It does not. On the contrary: To be an apologist for North Korea, you have to treat its ideology as a bit of a joke. If you take the personality cult seriously, you cannot fail to see the impossibility of the North’s ever reconciling itself to a South that ignores it. And if you take the bellicose, racist and sexist propaganda seriously, you cannot at the same time reassure yourself that this is a communist or “reactive” or “survivalist” state; or that it is arming out of mere fear of the US; or that it will behave if we only appease it enough.

Least of all can you take its ideology seriously and still believe that by traveling to the country, you are helping to subvert the locals’ worldview. To grasp the official culture is to understand how perfectly the humble, wreath-laying foreigner fits into it.
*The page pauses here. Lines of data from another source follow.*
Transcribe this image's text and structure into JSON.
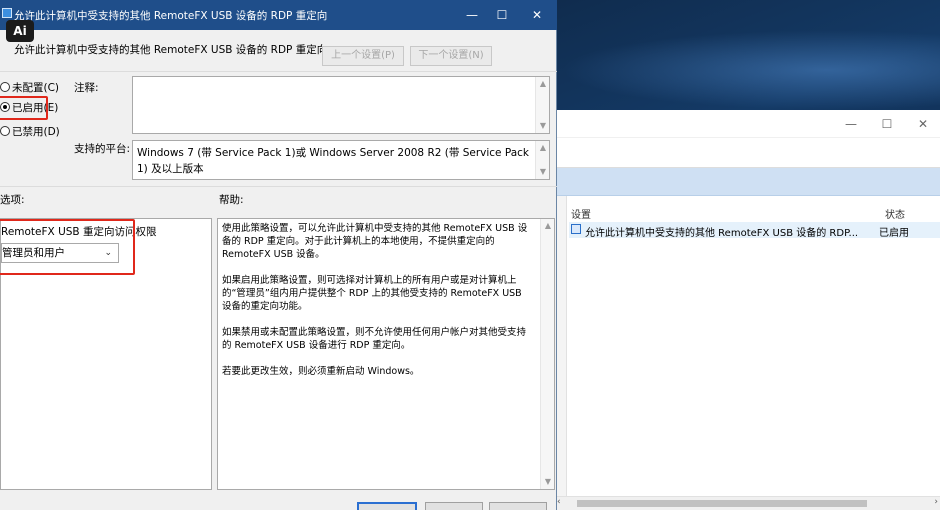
{
  "dialog": {
    "title": "允许此计算机中受支持的其他 RemoteFX USB 设备的 RDP 重定向",
    "policy_name": "允许此计算机中受支持的其他 RemoteFX USB 设备的 RDP 重定向",
    "prev_setting": "上一个设置(P)",
    "next_setting": "下一个设置(N)",
    "radio_not_configured": "未配置(C)",
    "radio_enabled": "已启用(E)",
    "radio_disabled": "已禁用(D)",
    "selected_state": "enabled",
    "comment_label": "注释:",
    "platform_label": "支持的平台:",
    "platform_text": "Windows 7 (带 Service Pack 1)或 Windows Server 2008 R2 (带 Service Pack 1) 及以上版本",
    "options_label": "选项:",
    "help_label": "帮助:",
    "option_name": "RemoteFX USB 重定向访问权限",
    "option_value": "管理员和用户",
    "help_paragraphs": [
      "使用此策略设置，可以允许此计算机中受支持的其他 RemoteFX USB 设备的 RDP 重定向。对于此计算机上的本地使用，不提供重定向的 RemoteFX USB 设备。",
      "如果启用此策略设置，则可选择对计算机上的所有用户或是对计算机上的“管理员”组内用户提供整个 RDP 上的其他受支持的 RemoteFX USB 设备的重定向功能。",
      "如果禁用或未配置此策略设置，则不允许使用任何用户帐户对其他受支持的 RemoteFX USB 设备进行 RDP 重定向。",
      "若要此更改生效，则必须重新启动 Windows。"
    ]
  },
  "badge": {
    "text": "Ai"
  },
  "background_window": {
    "col_setting": "设置",
    "col_state": "状态",
    "row_setting": "允许此计算机中受支持的其他 RemoteFX USB 设备的 RDP...",
    "row_state": "已启用"
  },
  "icons": {
    "minimize": "minimize-icon",
    "maximize": "maximize-icon",
    "close": "close-icon",
    "dropdown": "chevron-down-icon"
  },
  "colors": {
    "titlebar": "#1f4e8a",
    "highlight_box": "#e0281b",
    "selected_row": "#e5f1fb"
  }
}
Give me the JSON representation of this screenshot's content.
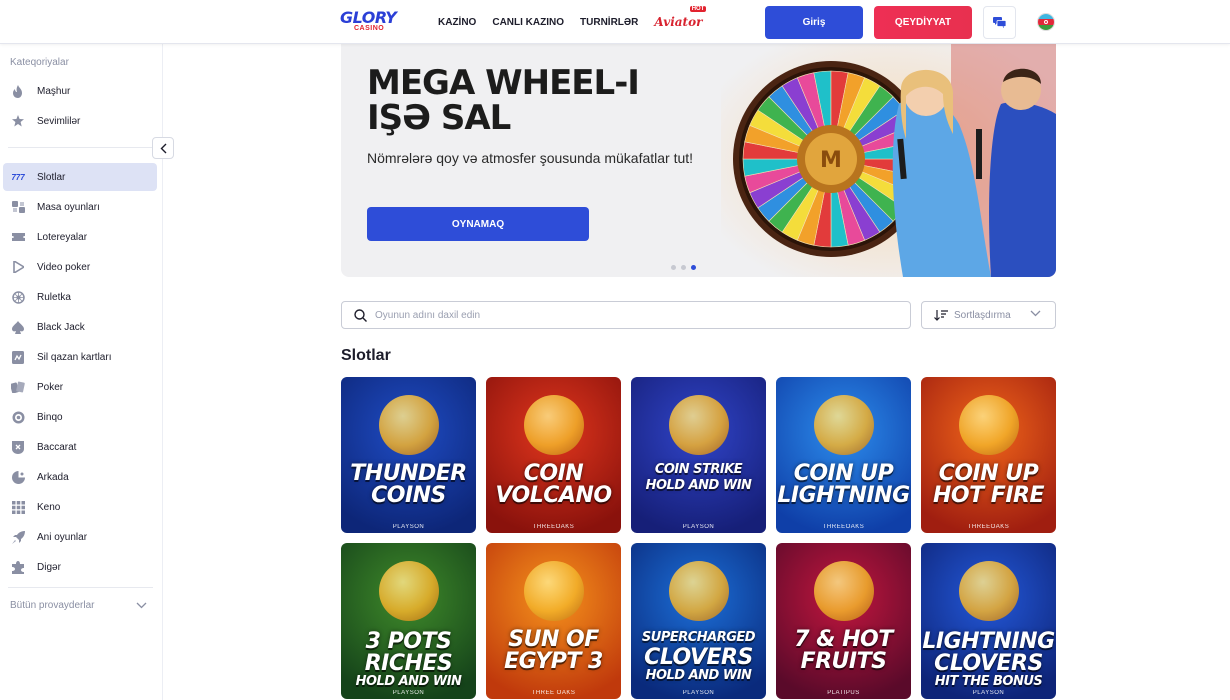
{
  "header": {
    "logo_main": "GLORY",
    "logo_sub": "CASINO",
    "nav": [
      "KAZİNO",
      "CANLI KAZINO",
      "TURNİRLƏR"
    ],
    "aviator": "Aviator",
    "aviator_badge": "HOT",
    "login": "Giriş",
    "register": "QEYDİYYAT",
    "icons": {
      "chat": "chat-icon",
      "flag": "azerbaijan-flag-icon"
    }
  },
  "sidebar": {
    "title": "Kateqoriyalar",
    "top_items": [
      {
        "label": "Maşhur",
        "icon": "fire-icon"
      },
      {
        "label": "Sevimlilər",
        "icon": "star-icon"
      }
    ],
    "items": [
      {
        "label": "Slotlar",
        "icon": "slot-777-icon",
        "active": true
      },
      {
        "label": "Masa oyunları",
        "icon": "table-games-icon"
      },
      {
        "label": "Lotereyalar",
        "icon": "ticket-icon"
      },
      {
        "label": "Video poker",
        "icon": "play-icon"
      },
      {
        "label": "Ruletka",
        "icon": "roulette-icon"
      },
      {
        "label": "Black Jack",
        "icon": "spade-icon"
      },
      {
        "label": "Sil qazan kartları",
        "icon": "scratch-card-icon"
      },
      {
        "label": "Poker",
        "icon": "poker-cards-icon"
      },
      {
        "label": "Binqo",
        "icon": "bingo-icon"
      },
      {
        "label": "Baccarat",
        "icon": "baccarat-icon"
      },
      {
        "label": "Arkada",
        "icon": "arcade-icon"
      },
      {
        "label": "Keno",
        "icon": "keno-grid-icon"
      },
      {
        "label": "Ani oyunlar",
        "icon": "rocket-icon"
      },
      {
        "label": "Digər",
        "icon": "puzzle-icon"
      }
    ],
    "providers": "Bütün provayderlar"
  },
  "banner": {
    "title_line1": "MEGA WHEEL-I",
    "title_line2": "IŞƏ SAL",
    "subtitle": "Nömrələrə qoy və atmosfer şousunda mükafatlar tut!",
    "button": "OYNAMAQ",
    "slides": 3,
    "active_slide": 3
  },
  "search": {
    "placeholder": "Oyunun adını daxil edin"
  },
  "sort": {
    "label": "Sortlaşdırma"
  },
  "section_title": "Slotlar",
  "games": [
    {
      "name_l1": "THUNDER",
      "name_l2": "COINS",
      "provider": "PLAYSON",
      "bg": "#1f4cc4",
      "bg2": "#0d2678"
    },
    {
      "name_l1": "COIN",
      "name_l2": "VOLCANO",
      "provider": "THREEOAKS",
      "bg": "#e0361d",
      "bg2": "#8a120c"
    },
    {
      "name_l1": "COIN STRIKE",
      "name_l2": "HOLD AND WIN",
      "provider": "PLAYSON",
      "bg": "#3044c8",
      "bg2": "#161f78"
    },
    {
      "name_l1": "COIN UP",
      "name_l2": "LIGHTNING",
      "provider": "THREEOAKS",
      "bg": "#2c8cec",
      "bg2": "#0f3fa8"
    },
    {
      "name_l1": "COIN UP",
      "name_l2": "HOT FIRE",
      "provider": "THREEOAKS",
      "bg": "#f0651a",
      "bg2": "#a01e10"
    },
    {
      "name_l1": "3 POTS",
      "name_l2": "RICHES",
      "name_l3": "HOLD AND WIN",
      "provider": "PLAYSON",
      "bg": "#3f8a2a",
      "bg2": "#15431a"
    },
    {
      "name_l1": "SUN OF",
      "name_l2": "EGYPT 3",
      "provider": "THREE OAKS",
      "bg": "#f5921c",
      "bg2": "#c0390c"
    },
    {
      "name_l1": "SUPERCHARGED",
      "name_l2": "CLOVERS",
      "name_l3": "HOLD AND WIN",
      "provider": "PLAYSON",
      "bg": "#1c6fd8",
      "bg2": "#0a2a7c"
    },
    {
      "name_l1": "7 & HOT",
      "name_l2": "FRUITS",
      "provider": "PLATIPUS",
      "bg": "#c1163e",
      "bg2": "#5a0a2a"
    },
    {
      "name_l1": "LIGHTNING",
      "name_l2": "CLOVERS",
      "name_l3": "HIT THE BONUS",
      "provider": "PLAYSON",
      "bg": "#2358d8",
      "bg2": "#0e2478"
    }
  ],
  "colors": {
    "primary": "#2e4dd8",
    "register": "#ee2f54",
    "active_bg": "#dde2f5"
  }
}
All agencies operating tours in North Korea preach an extremely apologetic line in regard to the country, both on their websites and during the tours themselves. Whether they really believe it or only pretend to do so is beside the point. [Brian Myers]

A passport restriction is, if nothing else, a welcome acknowledgment that our experiments in people-to-minder engagement have failed. It will reduce the pool of hostages available to Pyongyang and put a small crimp in its supply of dollars. Perhaps, by taking the first and most controversial step of banning American tourist travel to North Korea, the State Department has also cleared Congress’s way to pass a travel transaction ban, which would have a far broader impact on Pyongyang’s finances.

11 Responses

  1. I am looking at my first passport issued May 14, 1971 prior to a trip to Malaysia. Page 4 reads in part: “However , the use of a U.S. passport for travel into or through any of the following areas is authorized only when specially validated for such travel by the Department of State:

    CUBA
    MAINLAND CHINA
    NORTH KOREA
    NORTH VIET-NAM ”

    So what is the issue? When did things change?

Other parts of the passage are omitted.